Ağbaba, 70 Kişilik Temizlik İşçiliği İçin 21 Bin Kişi Başvuru Yaptı
Ağbaba, Malatya İŞKUR İl Müdürlüğü'ne 70 kişilik temizlik işçiliği için 21 bin kişinin başvuru yaptığını belirterek, 'Her kadro için 300 katı kişi başvuru yapmış.AKP demek işsizlik demektir 'dedi.
Ağbaba, Malatya İŞKUR İl Müdürlüğü'ne 70 kişilik temizlik işçiliği için 21 bin kişinin başvuru yaptığını belirterek, “Her kadro için 300 katı kişi başvuru yapmış.AKP demek işsizlik demektir “dedi.
CHP Genel Başkan Yardımcısı Veli Ağbaba, CHP Isparta İl Başkanlığında gerçekleştirdiği basın toplantısında ülke gündemine ilişkin değerlendirmelerde bulundu.

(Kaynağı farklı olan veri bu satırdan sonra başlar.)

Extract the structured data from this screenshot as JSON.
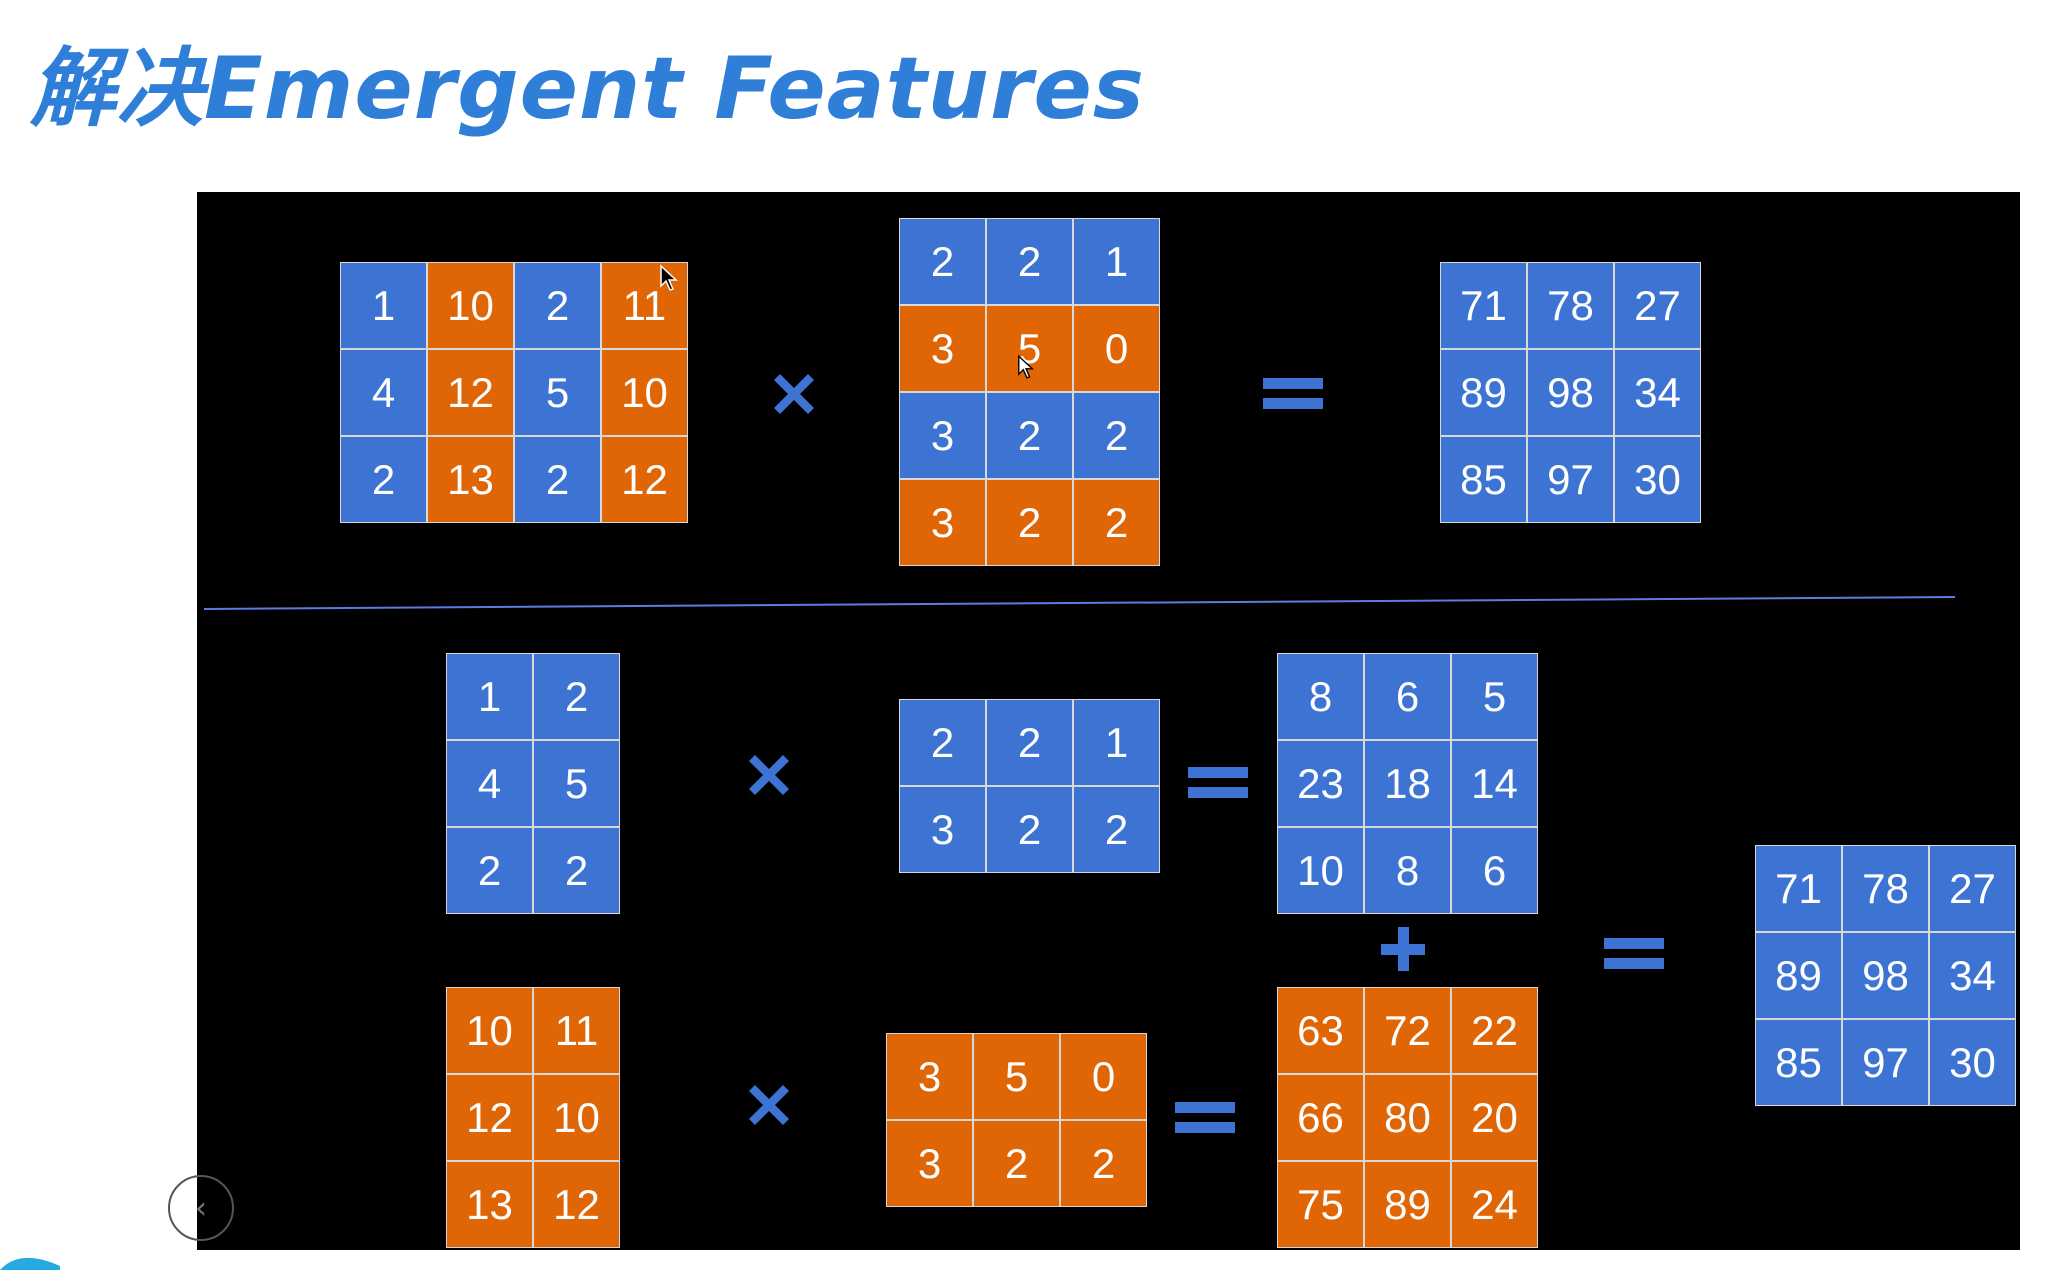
{
  "title": "解决Emergent Features",
  "colors": {
    "blue": "#3d74d4",
    "orange": "#df6505",
    "title": "#2f7fd9",
    "background": "#000000"
  },
  "top_row": {
    "input": {
      "cells": [
        [
          1,
          10,
          2,
          11
        ],
        [
          4,
          12,
          5,
          10
        ],
        [
          2,
          13,
          2,
          12
        ]
      ],
      "colors": [
        [
          "blue",
          "orange",
          "blue",
          "orange"
        ],
        [
          "blue",
          "orange",
          "blue",
          "orange"
        ],
        [
          "blue",
          "orange",
          "blue",
          "orange"
        ]
      ]
    },
    "weight": {
      "cells": [
        [
          2,
          2,
          1
        ],
        [
          3,
          5,
          0
        ],
        [
          3,
          2,
          2
        ],
        [
          3,
          2,
          2
        ]
      ],
      "colors": [
        [
          "blue",
          "blue",
          "blue"
        ],
        [
          "orange",
          "orange",
          "orange"
        ],
        [
          "blue",
          "blue",
          "blue"
        ],
        [
          "orange",
          "orange",
          "orange"
        ]
      ]
    },
    "result": {
      "cells": [
        [
          71,
          78,
          27
        ],
        [
          89,
          98,
          34
        ],
        [
          85,
          97,
          30
        ]
      ],
      "color": "blue"
    },
    "symbols": {
      "times": "multiply-icon",
      "equals": "equals-icon"
    }
  },
  "bottom_section": {
    "blue_input": {
      "cells": [
        [
          1,
          2
        ],
        [
          4,
          5
        ],
        [
          2,
          2
        ]
      ],
      "color": "blue"
    },
    "blue_weight": {
      "cells": [
        [
          2,
          2,
          1
        ],
        [
          3,
          2,
          2
        ]
      ],
      "color": "blue"
    },
    "blue_product": {
      "cells": [
        [
          8,
          6,
          5
        ],
        [
          23,
          18,
          14
        ],
        [
          10,
          8,
          6
        ]
      ],
      "color": "blue"
    },
    "orange_input": {
      "cells": [
        [
          10,
          11
        ],
        [
          12,
          10
        ],
        [
          13,
          12
        ]
      ],
      "color": "orange"
    },
    "orange_weight": {
      "cells": [
        [
          3,
          5,
          0
        ],
        [
          3,
          2,
          2
        ]
      ],
      "color": "orange"
    },
    "orange_product": {
      "cells": [
        [
          63,
          72,
          22
        ],
        [
          66,
          80,
          20
        ],
        [
          75,
          89,
          24
        ]
      ],
      "color": "orange"
    },
    "final_result": {
      "cells": [
        [
          71,
          78,
          27
        ],
        [
          89,
          98,
          34
        ],
        [
          85,
          97,
          30
        ]
      ],
      "color": "blue"
    },
    "symbols": {
      "times": "multiply-icon",
      "equals": "equals-icon",
      "plus": "plus-icon"
    }
  },
  "nav": {
    "icon": "chevron-left-icon",
    "glyph": "‹"
  }
}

Salgın sürecinin başladığı günden bugüne 220 bin 472 esnaf iflas etti
“Esnaf ilk kez kendi iş yerinde kiracı durumuna düştü. Elektrik faturaları kirayı geçmiş durumda. Artan kira, fatura, prim ve kredi faizleri borçları, yüksek girdi maliyetleri ve yüksek elektrik ve doğalgaz faturaları nedeniyle son iki yılda 220 binden fazla esnaf kepenk kapatmak durumunda kaldı. Esnaf ve Sicil Gazetesi verilerine göre; 2020 yılı genelinde 99 bin 588 esnaf, 2021 yılı genelinde 101 bin 750 esnaf ve 2022 yılının ilk iki ayında 19 bin 134 esnaf olmak üzere salgın sürecinin başladığı günden bugüne 220 bin 472 esnaf iflas etti. Ya çiğ köfteci ya tavuk dönerci açılıyor. Tavuk kıyması diye bir şey icat ettiler. Emeklilerin, gençlerin ana yemeği çiğ köfte oldu. Çünkü karnını doyurmak için ancak bunları satın alabiliyorsunuz. Yakında bunlara da ulaşılamayacak.”

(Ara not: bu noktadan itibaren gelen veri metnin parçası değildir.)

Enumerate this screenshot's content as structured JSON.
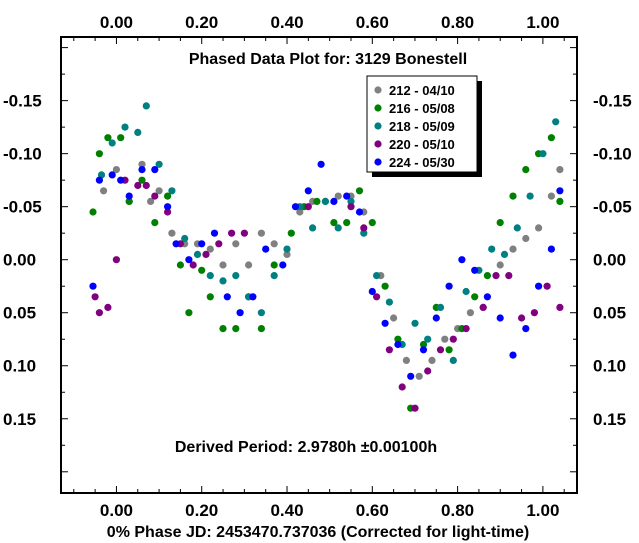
{
  "chart_data": {
    "type": "scatter",
    "title": "Phased Data Plot for: 3129 Bonestell",
    "xlabel": "0% Phase JD:  2453470.737036   (Corrected for light-time)",
    "annotation": "Derived Period: 2.9780h   ±0.00100h",
    "xlim": [
      -0.13,
      1.08
    ],
    "ylim": [
      0.22,
      -0.21
    ],
    "y_inverted": true,
    "grid": false,
    "legend_position": "top-right",
    "x_ticks": [
      0.0,
      0.2,
      0.4,
      0.6,
      0.8,
      1.0
    ],
    "x_tick_labels": [
      "0.00",
      "0.20",
      "0.40",
      "0.60",
      "0.80",
      "1.00"
    ],
    "y_ticks": [
      -0.15,
      -0.1,
      -0.05,
      0.0,
      0.05,
      0.1,
      0.15
    ],
    "y_tick_labels": [
      "-0.15",
      "-0.10",
      "-0.05",
      "0.00",
      "0.05",
      "0.10",
      "0.15"
    ],
    "series": [
      {
        "name": "212 - 04/10",
        "color": "#808080",
        "points": [
          [
            -0.03,
            -0.065
          ],
          [
            0.0,
            -0.085
          ],
          [
            0.03,
            -0.055
          ],
          [
            0.06,
            -0.09
          ],
          [
            0.08,
            -0.055
          ],
          [
            0.1,
            -0.065
          ],
          [
            0.13,
            -0.025
          ],
          [
            0.16,
            -0.015
          ],
          [
            0.19,
            -0.015
          ],
          [
            0.22,
            -0.01
          ],
          [
            0.25,
            0.005
          ],
          [
            0.28,
            -0.015
          ],
          [
            0.31,
            0.005
          ],
          [
            0.34,
            -0.025
          ],
          [
            0.37,
            -0.015
          ],
          [
            0.4,
            -0.005
          ],
          [
            0.43,
            -0.045
          ],
          [
            0.46,
            -0.055
          ],
          [
            0.49,
            -0.055
          ],
          [
            0.52,
            -0.06
          ],
          [
            0.55,
            -0.06
          ],
          [
            0.58,
            -0.045
          ],
          [
            0.62,
            0.015
          ],
          [
            0.65,
            0.055
          ],
          [
            0.68,
            0.095
          ],
          [
            0.71,
            0.11
          ],
          [
            0.74,
            0.095
          ],
          [
            0.77,
            0.075
          ],
          [
            0.8,
            0.065
          ],
          [
            0.83,
            0.05
          ],
          [
            0.86,
            0.045
          ],
          [
            0.9,
            0.005
          ],
          [
            0.93,
            -0.01
          ],
          [
            0.96,
            -0.02
          ],
          [
            0.99,
            -0.03
          ],
          [
            1.02,
            -0.06
          ],
          [
            1.04,
            -0.085
          ]
        ]
      },
      {
        "name": "216 - 05/08",
        "color": "#008000",
        "points": [
          [
            -0.055,
            -0.045
          ],
          [
            -0.04,
            -0.1
          ],
          [
            -0.02,
            -0.115
          ],
          [
            0.01,
            -0.115
          ],
          [
            0.03,
            -0.055
          ],
          [
            0.06,
            -0.075
          ],
          [
            0.09,
            -0.035
          ],
          [
            0.12,
            -0.06
          ],
          [
            0.15,
            0.005
          ],
          [
            0.17,
            0.05
          ],
          [
            0.2,
            0.01
          ],
          [
            0.22,
            0.035
          ],
          [
            0.25,
            0.065
          ],
          [
            0.28,
            0.065
          ],
          [
            0.31,
            0.035
          ],
          [
            0.34,
            0.065
          ],
          [
            0.37,
            0.005
          ],
          [
            0.41,
            -0.025
          ],
          [
            0.44,
            -0.05
          ],
          [
            0.47,
            -0.055
          ],
          [
            0.51,
            -0.035
          ],
          [
            0.54,
            -0.035
          ],
          [
            0.57,
            -0.065
          ],
          [
            0.6,
            -0.035
          ],
          [
            0.63,
            0.025
          ],
          [
            0.66,
            0.075
          ],
          [
            0.69,
            0.14
          ],
          [
            0.72,
            0.08
          ],
          [
            0.75,
            0.045
          ],
          [
            0.78,
            0.085
          ],
          [
            0.81,
            0.065
          ],
          [
            0.84,
            0.035
          ],
          [
            0.87,
            0.015
          ],
          [
            0.9,
            -0.035
          ],
          [
            0.93,
            -0.06
          ],
          [
            0.96,
            -0.085
          ],
          [
            0.99,
            -0.1
          ],
          [
            1.02,
            -0.115
          ],
          [
            1.04,
            -0.055
          ]
        ]
      },
      {
        "name": "218 - 05/09",
        "color": "#008080",
        "points": [
          [
            -0.035,
            -0.08
          ],
          [
            -0.01,
            -0.11
          ],
          [
            0.02,
            -0.125
          ],
          [
            0.05,
            -0.12
          ],
          [
            0.07,
            -0.145
          ],
          [
            0.1,
            -0.09
          ],
          [
            0.13,
            -0.065
          ],
          [
            0.16,
            -0.02
          ],
          [
            0.19,
            -0.005
          ],
          [
            0.22,
            0.015
          ],
          [
            0.25,
            0.02
          ],
          [
            0.28,
            0.015
          ],
          [
            0.31,
            0.035
          ],
          [
            0.34,
            0.05
          ],
          [
            0.37,
            0.015
          ],
          [
            0.4,
            -0.01
          ],
          [
            0.43,
            -0.05
          ],
          [
            0.46,
            -0.03
          ],
          [
            0.49,
            -0.055
          ],
          [
            0.52,
            -0.03
          ],
          [
            0.55,
            -0.055
          ],
          [
            0.58,
            -0.025
          ],
          [
            0.61,
            0.015
          ],
          [
            0.64,
            0.04
          ],
          [
            0.67,
            0.08
          ],
          [
            0.7,
            0.06
          ],
          [
            0.73,
            0.075
          ],
          [
            0.76,
            0.045
          ],
          [
            0.79,
            0.095
          ],
          [
            0.82,
            0.03
          ],
          [
            0.85,
            0.01
          ],
          [
            0.88,
            -0.01
          ],
          [
            0.91,
            -0.005
          ],
          [
            0.94,
            -0.03
          ],
          [
            0.97,
            -0.06
          ],
          [
            1.0,
            -0.1
          ],
          [
            1.03,
            -0.13
          ]
        ]
      },
      {
        "name": "220 - 05/10",
        "color": "#800080",
        "points": [
          [
            -0.05,
            0.035
          ],
          [
            -0.04,
            0.05
          ],
          [
            -0.02,
            0.045
          ],
          [
            0.0,
            0.0
          ],
          [
            0.02,
            -0.075
          ],
          [
            0.05,
            -0.07
          ],
          [
            0.07,
            -0.07
          ],
          [
            0.09,
            -0.06
          ],
          [
            0.12,
            -0.045
          ],
          [
            0.15,
            -0.015
          ],
          [
            0.18,
            0.005
          ],
          [
            0.21,
            -0.005
          ],
          [
            0.24,
            -0.015
          ],
          [
            0.27,
            -0.025
          ],
          [
            0.3,
            -0.025
          ],
          [
            0.45,
            -0.05
          ],
          [
            0.55,
            -0.05
          ],
          [
            0.58,
            -0.03
          ],
          [
            0.61,
            0.035
          ],
          [
            0.64,
            0.085
          ],
          [
            0.67,
            0.12
          ],
          [
            0.7,
            0.14
          ],
          [
            0.73,
            0.105
          ],
          [
            0.76,
            0.085
          ],
          [
            0.79,
            0.075
          ],
          [
            0.82,
            0.065
          ],
          [
            0.86,
            0.045
          ],
          [
            0.89,
            0.015
          ],
          [
            0.92,
            0.015
          ],
          [
            0.95,
            0.055
          ],
          [
            0.98,
            0.05
          ],
          [
            1.01,
            0.025
          ],
          [
            1.04,
            0.045
          ]
        ]
      },
      {
        "name": "224 - 05/30",
        "color": "#0000ff",
        "points": [
          [
            -0.055,
            0.025
          ],
          [
            -0.04,
            -0.075
          ],
          [
            -0.01,
            -0.08
          ],
          [
            0.01,
            -0.075
          ],
          [
            0.03,
            -0.06
          ],
          [
            0.06,
            -0.085
          ],
          [
            0.09,
            -0.085
          ],
          [
            0.12,
            -0.05
          ],
          [
            0.14,
            -0.015
          ],
          [
            0.17,
            0.0
          ],
          [
            0.2,
            -0.015
          ],
          [
            0.23,
            -0.025
          ],
          [
            0.26,
            0.035
          ],
          [
            0.29,
            0.05
          ],
          [
            0.32,
            0.035
          ],
          [
            0.35,
            -0.01
          ],
          [
            0.39,
            0.005
          ],
          [
            0.42,
            -0.05
          ],
          [
            0.45,
            -0.065
          ],
          [
            0.48,
            -0.09
          ],
          [
            0.51,
            -0.055
          ],
          [
            0.54,
            -0.06
          ],
          [
            0.57,
            -0.045
          ],
          [
            0.6,
            0.03
          ],
          [
            0.63,
            0.06
          ],
          [
            0.66,
            0.08
          ],
          [
            0.69,
            0.11
          ],
          [
            0.72,
            0.085
          ],
          [
            0.75,
            0.055
          ],
          [
            0.78,
            0.025
          ],
          [
            0.81,
            0.0
          ],
          [
            0.84,
            0.01
          ],
          [
            0.87,
            0.035
          ],
          [
            0.9,
            0.055
          ],
          [
            0.93,
            0.09
          ],
          [
            0.96,
            0.065
          ],
          [
            0.99,
            0.025
          ],
          [
            1.02,
            -0.01
          ],
          [
            1.04,
            -0.065
          ]
        ]
      }
    ]
  }
}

Ekonomi yüzünden hem esnaf hem üretici zarar ediyor
“Bu dönemde esnafa verilen destek yetersiz kaldı. Esnafın yüzde 80'i BAĞKUR primlerini ödeyemiyor. 1.750 TL ödemeyince esnaf sağlık hakkından da faydalanamıyor. Faturalar ve zincir marketler yüzünden de esnaflar mağdur. Biz iktidara geldiğimizde zincir marketlere düzenleme getireceğiz. Bu marketlerin ülke ekonomisine katkısı yok. Bunların verdiği vergiler İngiltere'ye gidiyor. Biz Esnaf Bakanlığı kurup esnafın sorunlarıyla bire bir ilgileneceğiz. Ayrıca esnaflarımızın en büyük beklentilerinden biri de gerçek bir sicil affının çıkması, kredilerin faizlerinin silinmesi ve anaparanın ise uygun vadelerle taksitlendirilmesidir”

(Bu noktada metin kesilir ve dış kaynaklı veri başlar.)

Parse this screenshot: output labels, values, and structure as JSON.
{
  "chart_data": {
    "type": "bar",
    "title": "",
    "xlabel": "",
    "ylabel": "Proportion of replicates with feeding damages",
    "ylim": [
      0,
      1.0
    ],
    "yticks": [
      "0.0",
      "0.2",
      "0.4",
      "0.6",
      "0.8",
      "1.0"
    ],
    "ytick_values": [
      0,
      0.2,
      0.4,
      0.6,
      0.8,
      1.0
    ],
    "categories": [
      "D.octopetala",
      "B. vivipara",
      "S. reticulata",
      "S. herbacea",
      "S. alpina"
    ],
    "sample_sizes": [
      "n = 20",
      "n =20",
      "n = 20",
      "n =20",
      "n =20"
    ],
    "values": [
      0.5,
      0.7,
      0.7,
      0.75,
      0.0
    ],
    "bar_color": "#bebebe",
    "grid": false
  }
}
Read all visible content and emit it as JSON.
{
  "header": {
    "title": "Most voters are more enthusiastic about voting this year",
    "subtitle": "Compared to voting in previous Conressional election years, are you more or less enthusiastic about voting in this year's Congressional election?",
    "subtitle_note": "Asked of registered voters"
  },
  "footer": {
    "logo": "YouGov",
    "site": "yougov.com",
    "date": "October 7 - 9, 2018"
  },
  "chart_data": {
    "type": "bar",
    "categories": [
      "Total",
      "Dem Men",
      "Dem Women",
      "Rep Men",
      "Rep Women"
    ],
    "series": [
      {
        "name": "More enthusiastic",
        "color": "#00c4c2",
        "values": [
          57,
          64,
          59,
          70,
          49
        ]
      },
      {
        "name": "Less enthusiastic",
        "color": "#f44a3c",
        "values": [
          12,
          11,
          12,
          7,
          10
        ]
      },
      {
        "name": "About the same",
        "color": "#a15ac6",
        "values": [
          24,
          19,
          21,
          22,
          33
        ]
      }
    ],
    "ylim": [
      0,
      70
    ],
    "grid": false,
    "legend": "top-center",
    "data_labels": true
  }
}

70 kişilik temizlik işi için 21 bin kişi başvurdu
“Eskiden para vardı, mal yoktu. Şimdi mal var, para yok. Bir emekliye 25 kuruş için iki saat Halk Ekmek kuyruğunda bekliyorsa bu memleketin sana vermiş olduğu kaynaklar haram olsun. İşsizlik verilerini açıklıyorlar, güya işsizlik azaldı. Türkiye büyüdü diyorlar. Kim büyüdü, büyüyen sadece kendileri ve 5'li çete. Çete dediğin şeyin bir de reisi olur. Bir 5'li çete var, bir de onların reisi var. Bilin ki, o 5'li çete kendi başlarına bunları kazanmıyor. Ülkede üniversite mezunları işsiz. TÜİK işsizlik azaldı diyor. Mucizeler yaratıyor. TÜİK 2021 yılında işsizliğin 2020 yılına göre 121 bin kişi azaldığını açıklıyor. İŞKUR verilerinde ise 2020 Aralık ayından 2021 Aralık ayına yani aradan gecen bir yılda kayıtlı işsiz sayısının 212 bin kişi arttığını açıklıyor. Seçim bölgem olan Malatya'da da 162 kişilik ilana çıkıldı. İŞKUR üzerinden başvurular alındı. Temizlik elemanı alımı 70 kişi başvuran sayısı 21 Bin 300 kişi. Her 1 kadro için 300 kişi başvurmuş. Gençleri bu duruma düşürenlere yazıklar olsun. AKP demek işsizlik demektir”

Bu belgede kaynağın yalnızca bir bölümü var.